Total collapse of Gaza healthcare 'imminent,' warns medical charity

Total collapse of Gaza healthcare 'imminent,' warns medical charity
Gaza has only ten days' worth of emergency fuel stocks left to sustain vital healthcare services, with 19 health facilities already shut, warn the UN and medical charity MAP.
4 min read
06 February, 2018
Fuel shortages have led to 19 closures, including Gaza's main Beit Hanoun hospital [Getty]
The healthcare system in the Gaza Strip is on the brink of "total collapse" and needs urgent action from the international community if it is to survive its current crises, medical charity Medical Aid for Palestinians (MAP) warned on Tuesday.

The United Nations Office for the Coordinator of Humanitarian Affairs (OCHA) have launched an emergency appeal for funding, warning that Gaza is on the "verge of disaster", with emergency fuel stocks only able to sustain critical health, water and sanitation services for the next ten days. 

Israel's blockade of the besieged enclave has led to chronic energy and medication shortages, and tightening restrictions on exit permits for Gazans in need of medical care outside of the territory pose critical health risks.

Power shortages have been further exacerbated by electricity cuts imposed by the Palestinian Authority in June 2017. The charity reported that 19 health centres in the enclave have been forced to close as they could no longer run their emergency generators. Such generators have been the only means of getting electric power for more than four hours a day, which has become the norm for Gazan households.

Closures have included key Ministry of Health-run health facilities such as Beit Hanoun Hospital, Al Durra Hospital and Gaza’s main mental health hospital, with many more on the brink of shutting if the current situation continues.
19 health centres in the enclave have been forced to close as they could no longer run their emergency generators

NGO-run hospitals in north Gaza are now under strain as they cope with increased demand.

OCHA estimated that a minimum of $6.5 million is needed in 2018 to provide enough emergency fuel to prevent services from collapsing, and highlighted intensive care units, operating theatres, as well as MRI, CT and x-ray diagnostic services, as being at particular risk.

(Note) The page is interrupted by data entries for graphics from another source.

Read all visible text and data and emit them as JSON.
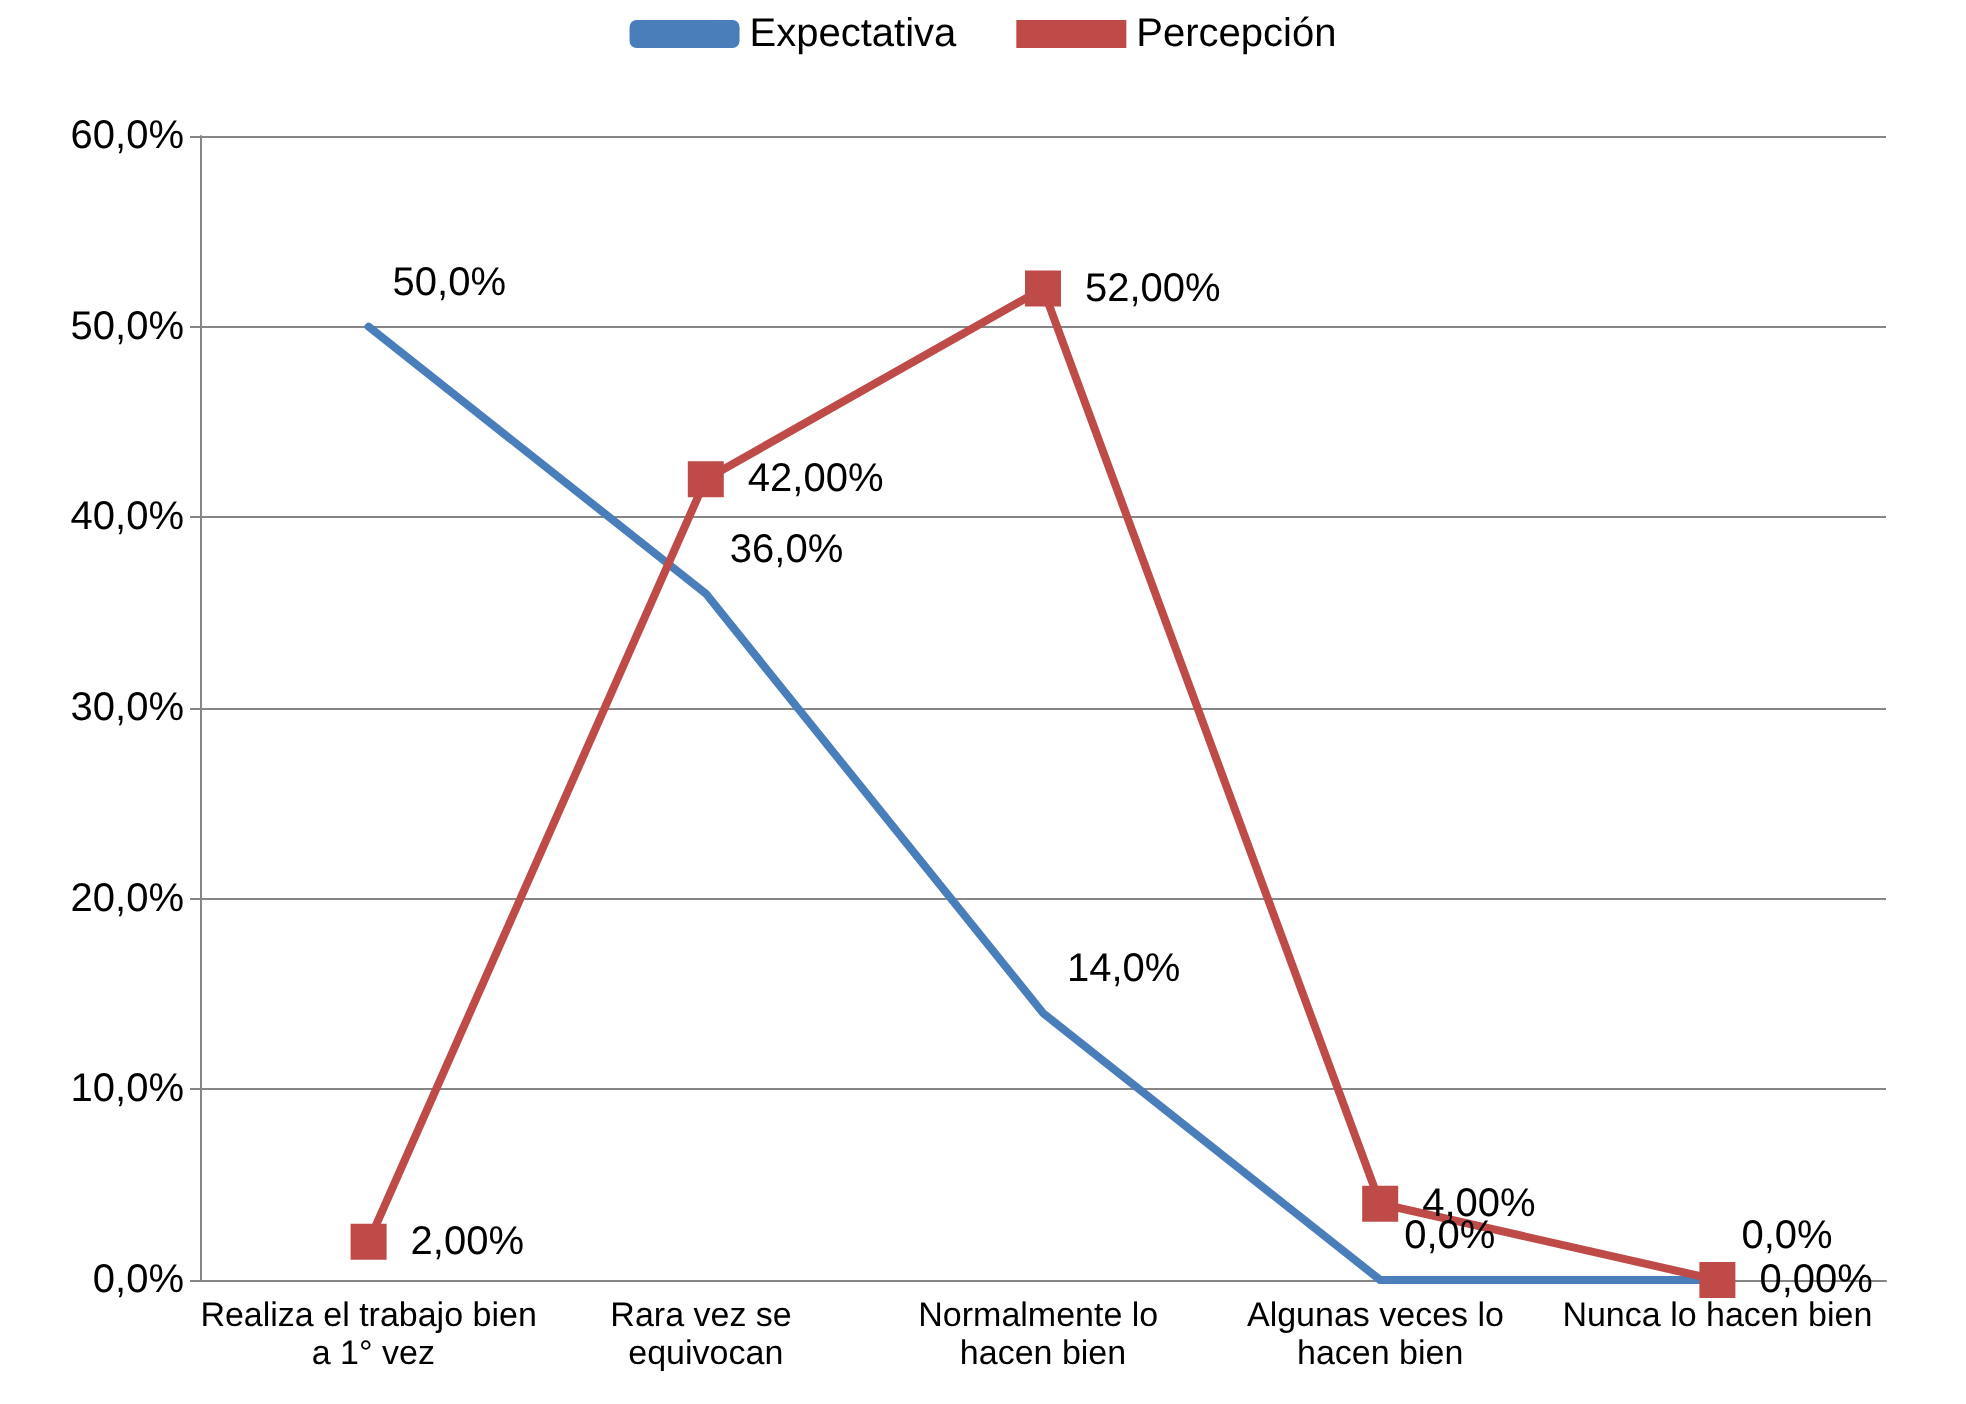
{
  "chart_data": {
    "type": "line",
    "categories": [
      "Realiza el trabajo bien a 1° vez",
      "Rara vez se equivocan",
      "Normalmente lo hacen bien",
      "Algunas veces lo hacen bien",
      "Nunca lo hacen bien"
    ],
    "series": [
      {
        "name": "Expectativa",
        "color": "#4a7ebb",
        "marker": "none",
        "values": [
          50,
          36,
          14,
          0,
          0
        ],
        "value_labels": [
          "50,0%",
          "36,0%",
          "14,0%",
          "0,0%",
          "0,0%"
        ]
      },
      {
        "name": "Percepción",
        "color": "#be4b48",
        "marker": "square",
        "values": [
          2,
          42,
          52,
          4,
          0
        ],
        "value_labels": [
          "2,00%",
          "42,00%",
          "52,00%",
          "4,00%",
          "0,00%"
        ]
      }
    ],
    "ylim": [
      0,
      60
    ],
    "yticks": [
      {
        "value": 0,
        "label": "0,0%"
      },
      {
        "value": 10,
        "label": "10,0%"
      },
      {
        "value": 20,
        "label": "20,0%"
      },
      {
        "value": 30,
        "label": "30,0%"
      },
      {
        "value": 40,
        "label": "40,0%"
      },
      {
        "value": 50,
        "label": "50,0%"
      },
      {
        "value": 60,
        "label": "60,0%"
      }
    ],
    "grid": "y",
    "legend": "top",
    "line_style": "solid"
  }
}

Medical services in Gaza have also been blighted by severe shortages of medication and basic equipment. The World Health Organisation (WHO) reported that in January, 40 percent of all essential drugs were entirely depleted, including medications used in emergency departments. There is also less than one month’s supply available of 26 percent of medical disposables such as syringes and wound dressings, according to MAP.

Rates of permit approvals by Israeli authorities for Palestinian patients needing to exit for medical care outside Gaza reached their lowest levels last year since records began in 2006.

In total only 54.5 percent of permits to exit Gaza for appointments in the West Bank, including East Jerusalem, or abroad were approved, with no signs of loosening in 2018.

Dr Andy Ferguson, MAP’s Director of Programmes, spoke to The New Arab: "I am in regular contact with MAP’s permanent team in Gaza, and it is clear from them that the situation is exceptionally dire right now.
There is a general fear among people in Gaza that they are heading for another conflict. Gaza’s health system simply does not have the resources to cope with any sudden influx of casualties from a military assault
"Diminishing resources in Gaza are affecting all services, including critical ones, with Gaza’s youngest and most vulnerable residents perhaps most at risk. MAP works directly with the NICU in al-Shifa hospital, where even before the current crisis services were already dangerously stretched by increasing rates of low-birthweight and premature babies," Dr Andy Ferguson said.

"Now, the status of these babies is exceptionally precarious, and the WHO has identified 113 new-born babies in neonatal intensive care units whose lives are directly threatened by fuel shortages. What is more, there is a general fear among people in Gaza that they are heading for another conflict."

Dr Andy Ferguson added that Gaza’s health system "simply does not have the resources to cope with any sudden influx of casualties from a military assault like we saw in 2014."
 
"MAP’s projects, vital and life-saving as they are, can only go so far – concerted action from the international community is vital to not just saving lives now, but also opening up Gaza so the health system can properly and sustainably develop."

Dr Aimee Shalan, MAP CEO, said: "The rapid collapse of Gaza’s health system is a man-made crisis, and could be reversed though international humanitarian funding and political action to bring a decade-long closure to an end. Failure to act is inexcusable, and will lead to entirely avoidable loss of life."

MAP has urged the international community and the UK government to provide urgent funding to alleviate the ongoing humanitarian crisis, as well as sustainable long-term solutions to bring the Gaza siege to an end.